L’Annonciation, ©Michel Charvet
L’Annonciation (Gouache)

Le lendemain, en milieu de matinée, Gabriel survolait Nazareth et se posait pas mal de questions. Ne connaissant pas la région, il avait du mal à s’imaginer une quelconque présence humaine dans ce trou paumé. Incrédule, il décida d’aller voir de plus près et amorça son approche.

A peine s’était-il posé au milieu des pieds de vignes, qu’il fut accueilli par une bordée de jurons et d’insultes. Surgi de nulle part, un vieil homme vêtu de haillons vint à sa rencontre, agitant frénétiquement et de façon menaçante un dérisoire rameau d’olivier. Un peu surpris par la fraîcheur de l’accueil, l’archange haussa le ton et expliqua qu’il était l’envoyé du Divin.

Loin de se calmer, l’ancêtre continua de plus belle :

— Divin ! Divin ! c’est vite dit, moi je pense plutôt avoir affaire à un aigrefin  de Philistin, qui en veut à mes raisins.

Voyant qu’il n’y avait rien à faire pour le faire taire, Gabriel, excédé, saisit le poignet du forcené et l’immobilisa d’une « clé de bras ». Puis, sur le ton de la confidence, lui souffla à l’oreille :

— Ecoute, grand-père, lâche-moi la grappe et dis-moi où se trouve la maison de Marie.

Devant de tels arguments, le vieux donna l’adresse, puis détala sans demander son reste…

Arrivé devant l’adresse indiquée, Gabriel repéra une jeune fille assise au pied d’un amandier, absorbée par une pièce d’étoffe à rapiécer. Dès qu’il l’aperçut, il sut que c’était elle. Toute de blanc vêtue, elle incarnait la vertu. Il l’apostropha :

— Oyez, Gente Damoiselle ! Je suis l’archange Gabriel et je t’apporte une grande nouvelle.

— Si c’est pour le calendrier des PTT ou un placement CNP, j’ai déjà donné,  répondit la donzelle, sans relever la tête.

— Que nenni, ma mie !  Entends, par ma voix, le commandement du tout puissant : «  Ma fille, réjouis-toi, car tu vas bientôt être mère. Je t’ai choisie entre toutes les femmes pour mettre au monde mon fils. Aie confiance et n’aie pas peur, car je suis ton Seigneur. »

— Ben, c’est bien beau tout ça, mais je ne vous connais pas, moi. Et puis, cela ne m’intéresse pas, je suis trop jeune pour avoir un bébé. Et qui va le garder quand plus tard, j’irai travailler.

— N’aie pas d’inquiétude, mon enfant. Je connais des gens. Je te procurerai une nourrice qui sera entièrement à ton service.

— Oui ! bon ! d’accord ! mais c’est que je suis toujours vierge et comment je vais expliquer cette affaire à Joseph, lui qui, dans ce domaine, n’a jusqu'à présent rien pu faire. Il va immanquablement me soupçonner d’adultère. Vous voyez le scandale. Ici, à Nazareth, tout le monde se connaît.
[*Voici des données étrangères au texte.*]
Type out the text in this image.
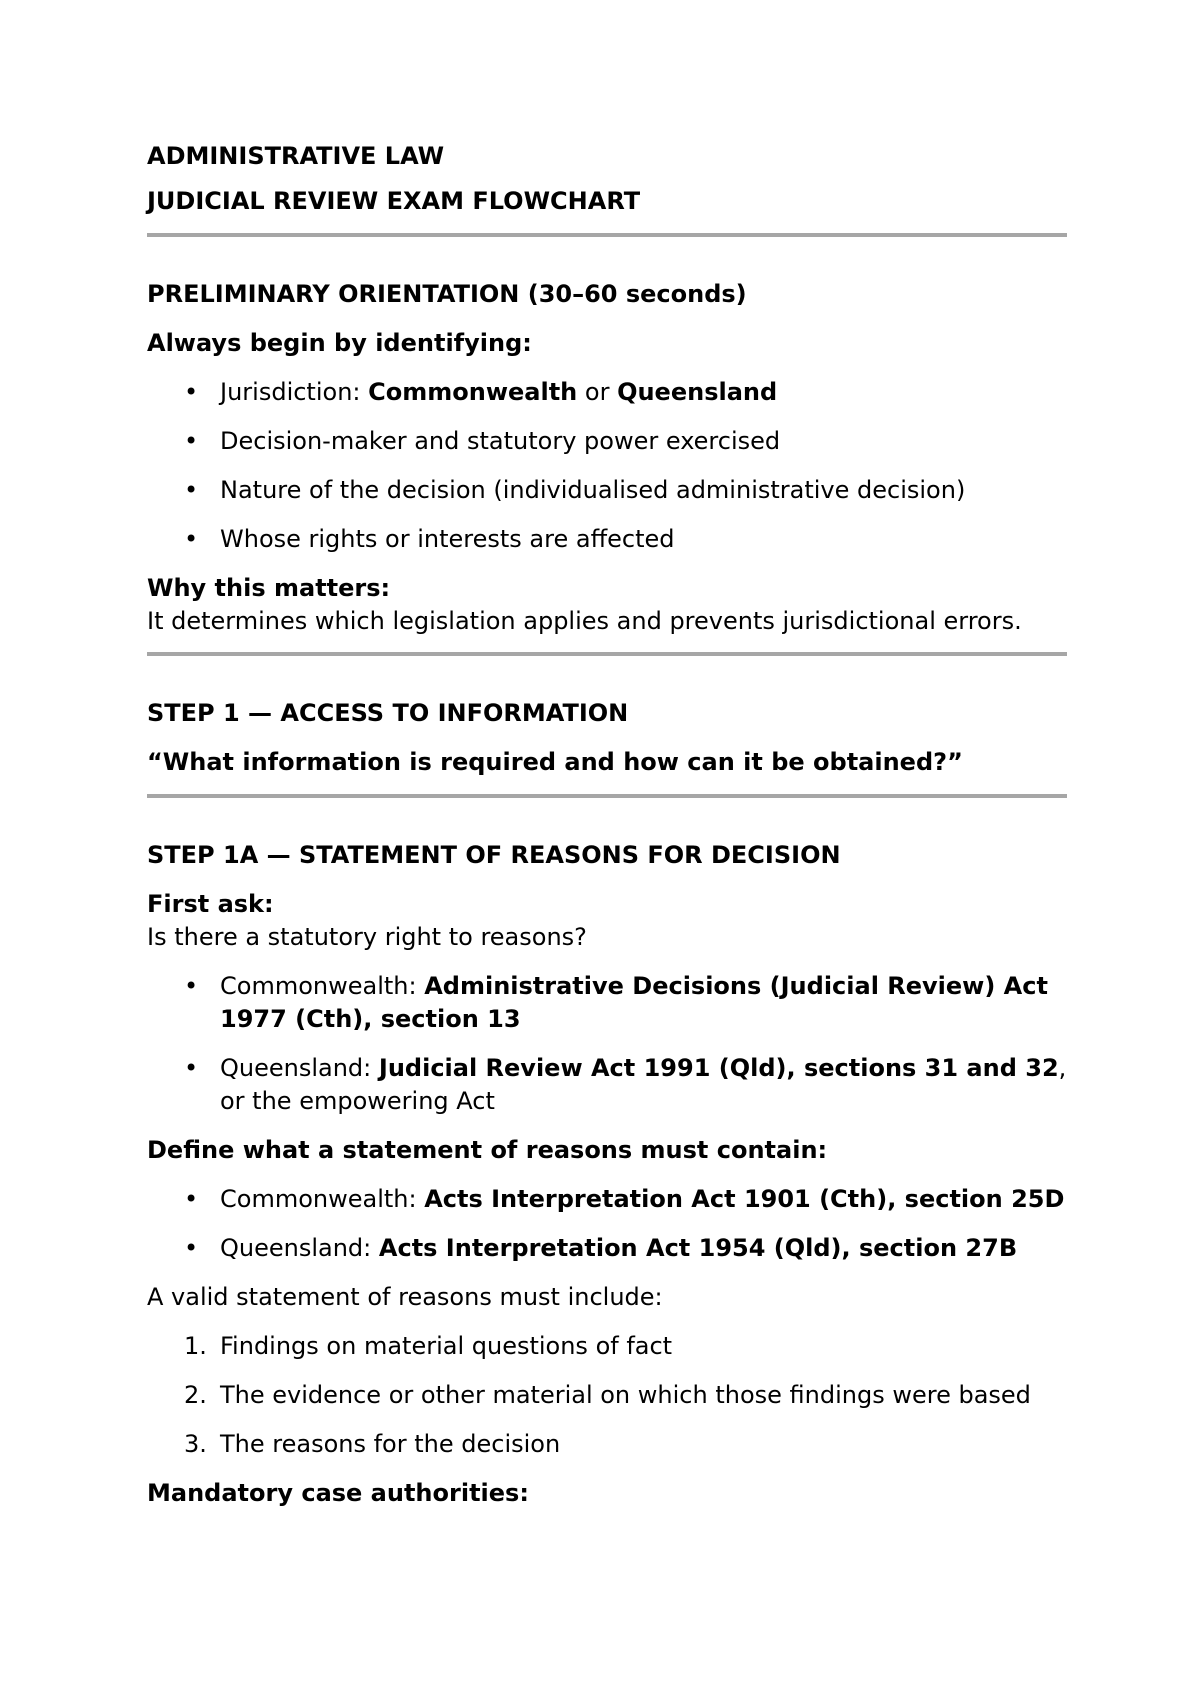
ADMINISTRATIVE LAW

JUDICIAL REVIEW EXAM FLOWCHART

PRELIMINARY ORIENTATION (30–60 seconds)

Always begin by identifying:

• Jurisdiction: Commonwealth or Queensland
• Decision-maker and statutory power exercised
• Nature of the decision (individualised administrative decision)
• Whose rights or interests are affected

Why this matters:

It determines which legislation applies and prevents jurisdictional errors.

STEP 1 — ACCESS TO INFORMATION

“What information is required and how can it be obtained?”

STEP 1A — STATEMENT OF REASONS FOR DECISION

First ask:

Is there a statutory right to reasons?

• Commonwealth: Administrative Decisions (Judicial Review) Act 1977 (Cth), section 13
• Queensland: Judicial Review Act 1991 (Qld), sections 31 and 32, or the empowering Act

Define what a statement of reasons must contain:

• Commonwealth: Acts Interpretation Act 1901 (Cth), section 25D
• Queensland: Acts Interpretation Act 1954 (Qld), section 27B

A valid statement of reasons must include:

1. Findings on material questions of fact
2. The evidence or other material on which those findings were based
3. The reasons for the decision

Mandatory case authorities:
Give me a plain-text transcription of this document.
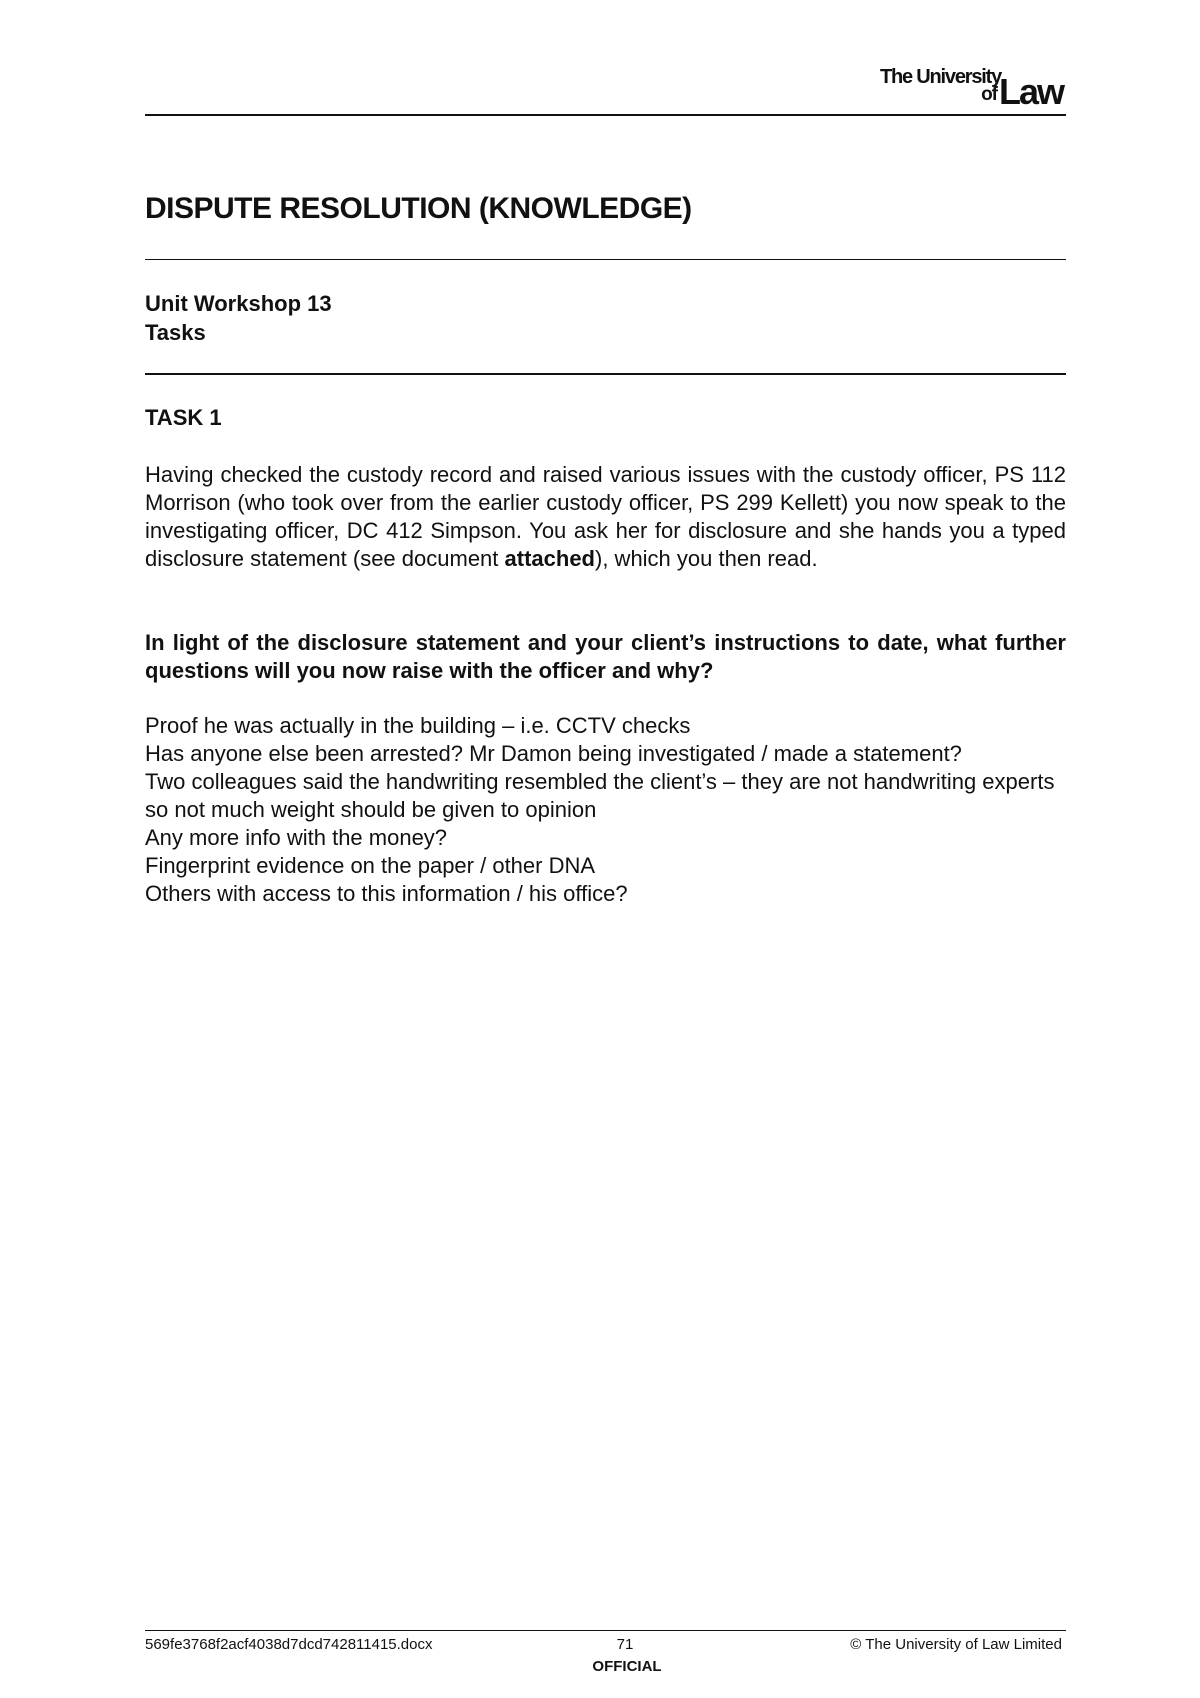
The University
of Law
DISPUTE RESOLUTION (KNOWLEDGE)
Unit Workshop 13
Tasks
TASK 1
Having checked the custody record and raised various issues with the custody officer, PS 112 Morrison (who took over from the earlier custody officer, PS 299 Kellett) you now speak to the investigating officer, DC 412 Simpson. You ask her for disclosure and she hands you a typed disclosure statement (see document attached), which you then read.
In light of the disclosure statement and your client’s instructions to date, what further questions will you now raise with the officer and why?
Proof he was actually in the building – i.e. CCTV checks
Has anyone else been arrested? Mr Damon being investigated / made a statement?
Two colleagues said the handwriting resembled the client’s – they are not handwriting experts so not much weight should be given to opinion
Any more info with the money?
Fingerprint evidence on the paper / other DNA
Others with access to this information / his office?
569fe3768f2acf4038d7dcd742811415.docx	71	© The University of Law Limited
OFFICIAL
Il y aura inévitablement des suspicions, des tensions, si ce n’est des altercations. 

— Bon ! bon ! ça va ! j’enverrai un émissaire expliquer les tenants et les aboutissants de l’affaire à Joseph, je pense qu’il comprendra. En attendant, bien que ma parole ne souffre d’aucune contestation et, pour que tout soit fait dans les règles, je te demande ta permission. Ceci dit, je te signale que je suis déjà intervenu auprès de ta cousine Elisabeth. C’est même elle qui m’a donné ton nom.

— Mais il fallait le dire tout suite,  s’exclama la jeune Marie.  C’est miracle en somme. Alors là, oui :  Qu’il en soit  ainsi !

Gabriel, qui avait mené à bien sa mission, disparut dans un épais nuage de fumée, laissant l’élue bouleversée en pleine crise de mysticisme, prostrée sur son métier.

De retour au bercail, c’est dans le grand bureau directorial que Gabriel, au plus mal, accompagné de son délégué syndical, se plaignait auprès du Bon Dieu :

— Père Eternel, je me suis encore cramé les ailes ! Les types des effets spéciaux me prennent vraiment pour un idiot, leurs produits pyrotechniques sont  trop merdiques. Aussi, je vous le dis Seigneur, c’est la dernière fois que je joue les annonciateurs. D’ailleurs, ce n’est plus de mon âge, dorénavant adressez-vous à un mage.

Dans un premier temps, Dieu songea à le licencier sur le champ mais, conscient du risque de se mettre à dos toute la profession, il proposa à l’archange une mutation, sous forme de reconversion, et l’expédia dare-dare au purgatoire, comme polyvalent à l’Office Céleste de Classification des Ames Perdues.